8月1日:KRAS阻害剤(6月17日アメリカアカデミー紀要掲載論文)
2014年8月1日
おそらく今世界中が待ち望んでいる薬剤が、rasという分子に対する標的薬だろう。rasにはK-rasとH-rasがあるが、細胞外からのシグナルを細胞内シグナルへと変換する回路の核になる分子だ。約30%のがんで変異が存在し、この変異がガンの増殖に関わっていることがわかっている。もし変異RASに特異的に効く薬剤が開発できたら、これまでの薬剤とは比較にならない位多くのがん患者さんに利用できるはずだ。しかしこの分子の活性を調節するGTP分子の細胞内濃度は高く、多くの化合物の中から分子阻害剤をスクリーニングするという従来の方法はまだ成功していない。多くの製薬会社も阻害剤発見にチャレンジしたはずだが、ほとんどが中止に追い込まれているのではないだろうか。勿論あきらめずに分子構造を手がかりに阻害剤の探索は続いている。我が国では神戸大の片岡さん達のグループが昨年アメリカアカデミー紀要にH-rasの分子構造から設計した阻害剤を報告している(PNAS110,8182,2013)。
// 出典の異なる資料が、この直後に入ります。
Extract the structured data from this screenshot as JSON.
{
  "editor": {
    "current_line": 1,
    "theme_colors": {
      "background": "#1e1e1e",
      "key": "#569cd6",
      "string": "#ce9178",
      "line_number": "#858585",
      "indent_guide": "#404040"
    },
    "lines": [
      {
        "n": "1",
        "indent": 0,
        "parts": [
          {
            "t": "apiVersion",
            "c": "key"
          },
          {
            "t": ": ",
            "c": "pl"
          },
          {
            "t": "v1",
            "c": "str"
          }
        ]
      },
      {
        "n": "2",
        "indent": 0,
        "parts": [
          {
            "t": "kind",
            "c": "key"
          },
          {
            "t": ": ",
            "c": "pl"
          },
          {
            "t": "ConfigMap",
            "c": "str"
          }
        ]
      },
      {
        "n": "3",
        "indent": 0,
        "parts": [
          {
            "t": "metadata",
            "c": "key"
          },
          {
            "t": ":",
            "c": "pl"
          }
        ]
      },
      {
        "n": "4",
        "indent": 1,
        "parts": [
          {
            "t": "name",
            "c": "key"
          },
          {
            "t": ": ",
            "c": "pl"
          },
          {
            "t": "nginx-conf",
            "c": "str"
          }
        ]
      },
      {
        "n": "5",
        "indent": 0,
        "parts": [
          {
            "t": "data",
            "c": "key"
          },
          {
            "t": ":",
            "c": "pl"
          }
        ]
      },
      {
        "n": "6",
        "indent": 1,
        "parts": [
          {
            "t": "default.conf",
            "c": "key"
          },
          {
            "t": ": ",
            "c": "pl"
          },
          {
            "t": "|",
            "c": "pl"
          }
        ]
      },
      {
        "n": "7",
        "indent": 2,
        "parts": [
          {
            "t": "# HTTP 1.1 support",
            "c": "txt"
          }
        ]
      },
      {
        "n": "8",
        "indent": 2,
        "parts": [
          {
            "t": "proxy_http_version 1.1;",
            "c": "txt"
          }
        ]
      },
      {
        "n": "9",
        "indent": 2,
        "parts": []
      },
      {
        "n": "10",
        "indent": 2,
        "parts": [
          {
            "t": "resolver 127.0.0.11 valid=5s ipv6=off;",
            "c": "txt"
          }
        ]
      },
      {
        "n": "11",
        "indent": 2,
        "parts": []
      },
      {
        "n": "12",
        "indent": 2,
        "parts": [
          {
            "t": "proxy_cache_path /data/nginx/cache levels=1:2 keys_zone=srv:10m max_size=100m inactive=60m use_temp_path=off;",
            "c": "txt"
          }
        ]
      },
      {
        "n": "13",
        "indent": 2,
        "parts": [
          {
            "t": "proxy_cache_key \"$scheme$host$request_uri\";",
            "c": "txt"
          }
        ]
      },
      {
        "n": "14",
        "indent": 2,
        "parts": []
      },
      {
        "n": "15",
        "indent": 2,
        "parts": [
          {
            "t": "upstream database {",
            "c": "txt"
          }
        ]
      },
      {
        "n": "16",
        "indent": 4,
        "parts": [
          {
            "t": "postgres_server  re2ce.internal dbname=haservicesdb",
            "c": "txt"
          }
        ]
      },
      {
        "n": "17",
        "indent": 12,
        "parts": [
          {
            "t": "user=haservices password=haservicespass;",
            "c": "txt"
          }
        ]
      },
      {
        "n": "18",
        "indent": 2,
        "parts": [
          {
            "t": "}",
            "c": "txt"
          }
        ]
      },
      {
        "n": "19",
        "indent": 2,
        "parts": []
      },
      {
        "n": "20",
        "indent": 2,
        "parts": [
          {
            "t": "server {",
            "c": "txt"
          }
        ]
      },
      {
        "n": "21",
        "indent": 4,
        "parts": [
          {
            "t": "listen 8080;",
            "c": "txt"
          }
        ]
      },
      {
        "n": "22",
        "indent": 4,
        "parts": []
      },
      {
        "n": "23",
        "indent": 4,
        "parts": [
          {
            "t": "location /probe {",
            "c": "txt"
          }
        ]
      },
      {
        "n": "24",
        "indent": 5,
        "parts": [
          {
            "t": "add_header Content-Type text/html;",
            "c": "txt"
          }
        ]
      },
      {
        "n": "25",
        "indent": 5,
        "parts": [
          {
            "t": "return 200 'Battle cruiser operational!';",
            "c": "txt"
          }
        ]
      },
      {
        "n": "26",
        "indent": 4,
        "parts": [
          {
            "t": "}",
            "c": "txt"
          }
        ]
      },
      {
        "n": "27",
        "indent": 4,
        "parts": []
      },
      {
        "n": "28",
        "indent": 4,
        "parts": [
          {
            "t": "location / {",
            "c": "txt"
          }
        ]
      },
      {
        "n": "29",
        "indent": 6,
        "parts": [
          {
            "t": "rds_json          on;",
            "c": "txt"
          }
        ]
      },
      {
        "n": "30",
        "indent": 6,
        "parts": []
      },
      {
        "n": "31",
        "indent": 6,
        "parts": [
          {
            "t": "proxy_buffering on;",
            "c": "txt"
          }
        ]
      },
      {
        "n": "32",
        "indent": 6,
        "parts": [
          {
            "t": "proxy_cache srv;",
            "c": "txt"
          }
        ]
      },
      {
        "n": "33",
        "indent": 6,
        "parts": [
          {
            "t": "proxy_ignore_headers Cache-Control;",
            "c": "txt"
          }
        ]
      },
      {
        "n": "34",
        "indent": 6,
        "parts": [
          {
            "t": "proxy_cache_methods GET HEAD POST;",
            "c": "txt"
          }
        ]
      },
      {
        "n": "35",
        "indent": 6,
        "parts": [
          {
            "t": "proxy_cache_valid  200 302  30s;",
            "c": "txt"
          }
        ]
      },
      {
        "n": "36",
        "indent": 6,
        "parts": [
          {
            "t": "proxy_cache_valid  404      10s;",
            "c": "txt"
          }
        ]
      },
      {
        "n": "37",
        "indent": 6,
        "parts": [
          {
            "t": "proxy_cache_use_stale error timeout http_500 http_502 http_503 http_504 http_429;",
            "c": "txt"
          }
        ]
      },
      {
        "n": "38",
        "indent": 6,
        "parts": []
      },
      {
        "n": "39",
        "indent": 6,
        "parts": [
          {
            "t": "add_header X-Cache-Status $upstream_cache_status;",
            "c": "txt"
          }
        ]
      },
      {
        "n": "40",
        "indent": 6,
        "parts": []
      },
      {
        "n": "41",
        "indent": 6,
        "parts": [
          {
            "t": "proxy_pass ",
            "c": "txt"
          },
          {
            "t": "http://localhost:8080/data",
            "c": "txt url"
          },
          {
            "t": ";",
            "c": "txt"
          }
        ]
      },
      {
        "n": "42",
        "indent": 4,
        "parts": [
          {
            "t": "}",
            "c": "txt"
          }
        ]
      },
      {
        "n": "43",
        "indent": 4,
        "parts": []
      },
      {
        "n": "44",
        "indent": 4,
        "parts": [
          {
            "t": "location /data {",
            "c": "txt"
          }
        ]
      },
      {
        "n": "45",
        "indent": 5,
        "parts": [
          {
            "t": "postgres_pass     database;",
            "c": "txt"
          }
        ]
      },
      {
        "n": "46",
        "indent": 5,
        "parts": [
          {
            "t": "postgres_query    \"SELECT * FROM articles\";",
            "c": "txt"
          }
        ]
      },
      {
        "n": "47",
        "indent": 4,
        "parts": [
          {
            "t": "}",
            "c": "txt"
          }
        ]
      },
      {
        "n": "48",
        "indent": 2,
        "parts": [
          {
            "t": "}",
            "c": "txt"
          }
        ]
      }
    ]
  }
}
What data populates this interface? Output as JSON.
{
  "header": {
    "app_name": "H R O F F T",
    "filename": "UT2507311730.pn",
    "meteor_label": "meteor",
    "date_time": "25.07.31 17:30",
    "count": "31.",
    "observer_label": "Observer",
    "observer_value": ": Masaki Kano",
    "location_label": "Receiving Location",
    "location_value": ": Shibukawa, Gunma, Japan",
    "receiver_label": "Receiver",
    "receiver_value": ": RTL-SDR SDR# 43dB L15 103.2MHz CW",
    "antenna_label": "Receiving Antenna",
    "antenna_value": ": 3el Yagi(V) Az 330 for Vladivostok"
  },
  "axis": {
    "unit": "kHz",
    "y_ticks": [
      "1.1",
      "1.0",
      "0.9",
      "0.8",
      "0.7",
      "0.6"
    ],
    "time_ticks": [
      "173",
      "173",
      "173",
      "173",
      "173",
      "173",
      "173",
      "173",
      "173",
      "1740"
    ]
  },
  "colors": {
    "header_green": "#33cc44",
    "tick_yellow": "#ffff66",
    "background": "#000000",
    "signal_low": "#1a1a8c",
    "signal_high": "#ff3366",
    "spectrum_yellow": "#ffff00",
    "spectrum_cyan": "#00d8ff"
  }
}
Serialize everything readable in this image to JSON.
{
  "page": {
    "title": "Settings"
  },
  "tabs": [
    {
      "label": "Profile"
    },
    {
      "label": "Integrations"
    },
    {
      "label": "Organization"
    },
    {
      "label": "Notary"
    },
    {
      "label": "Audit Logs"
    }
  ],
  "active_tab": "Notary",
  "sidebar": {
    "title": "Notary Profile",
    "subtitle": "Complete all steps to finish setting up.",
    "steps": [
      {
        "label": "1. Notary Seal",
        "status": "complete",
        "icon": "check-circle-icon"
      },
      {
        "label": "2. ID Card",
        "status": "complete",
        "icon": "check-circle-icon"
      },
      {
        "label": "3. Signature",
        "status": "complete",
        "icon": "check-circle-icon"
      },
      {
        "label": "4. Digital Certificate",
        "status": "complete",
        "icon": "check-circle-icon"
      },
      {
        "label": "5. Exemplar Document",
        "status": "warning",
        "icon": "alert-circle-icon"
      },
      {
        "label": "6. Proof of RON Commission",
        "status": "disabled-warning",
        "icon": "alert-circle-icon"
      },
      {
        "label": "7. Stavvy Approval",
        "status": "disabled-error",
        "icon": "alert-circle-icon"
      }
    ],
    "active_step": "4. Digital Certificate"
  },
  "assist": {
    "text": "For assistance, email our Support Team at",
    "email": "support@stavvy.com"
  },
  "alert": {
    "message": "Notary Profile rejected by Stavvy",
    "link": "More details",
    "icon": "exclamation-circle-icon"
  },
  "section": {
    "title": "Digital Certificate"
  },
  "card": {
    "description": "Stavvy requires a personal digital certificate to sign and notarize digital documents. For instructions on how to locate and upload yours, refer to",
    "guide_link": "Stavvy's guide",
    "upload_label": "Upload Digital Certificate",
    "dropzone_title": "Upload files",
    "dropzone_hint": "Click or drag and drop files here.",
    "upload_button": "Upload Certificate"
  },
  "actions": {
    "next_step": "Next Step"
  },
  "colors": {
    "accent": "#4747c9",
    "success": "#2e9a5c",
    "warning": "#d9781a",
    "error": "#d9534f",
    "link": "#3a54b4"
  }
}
ただ最近になってK-ras変異の一つ、G12C(12番目のグリシンがシステイン変わった突然変異)の変異部位に共有結合して不可逆的に分子を不活性にする新しい化合物の開発がアメリカの大学から発表された。一報はカリフォルニア大学サンフランシスコ校からでNature(503,548、2013)に掲載された。もう一報はテキサス大学からでAngewante Chemie(53,199,2014)に掲載されている。それぞれ変異部分に結合する阻害剤だが、分子全体との結合の様相はずいぶん違っている。最初論文を見た時、期待は持てるがまだまだ時間はかかる印象を持った。今日紹介する論文はテキサス大学からの続報で、阻害剤と分子の相互作用をより詳しく調べている。6月17日号のアメリカアカデミー紀要に掲載され、タイトルは「In situ selectivity profiling and crystal structure of SML-8-73-1, an active site inhibitor of oncogenic K-ras G12C(発がん性K-ras G12C活性化部位阻害剤SML-8-73-1の分子選択性と結晶構造)」だ。少し古い論文だが、ガン治療に最も期待されるrasに対しても研究が続いていることを伝える意味で紹介する。この研究では、SMLと名前のついた阻害剤と、G12C変異ras分子の結合を、蛋白結晶解析で詳しく調べている。その結果、SMLがrasの活性化の最重要部位GDP結合部位にしっかり食い込んで、しかも12番目のシステインと化学結合して離れなくなることで、シグナルを変換する能力が失われることが明らかとなった。更にこの変異分子に対する特異性も高く、治療薬としての可能性も高い。ただ残念ながら分子の性質から細胞膜を通過することが出来ない。従って、今のところは膜を通過するための分子にくるんで使うしかなく、まだまだ改良が必要だ。理研の創薬チームのお手伝いをしていたとき、プロの手にかかると阻害分子も生まれ変わらせる可能性があることを学んだ。その意味で、このタイプの阻害剤が更に使い易い薬に生まれ変わることを期待したいと思っている。繰り返すが、rasに対する標的薬はこれからのガン治療の重要なゴールだ。G12C変異だけでも、アメリカのがん患者さん25000人に利用できると言う。片岡さんの研究も含め、人知を駆使して立ち向かおうという研究が始まったことを感じる。頑張って欲しい。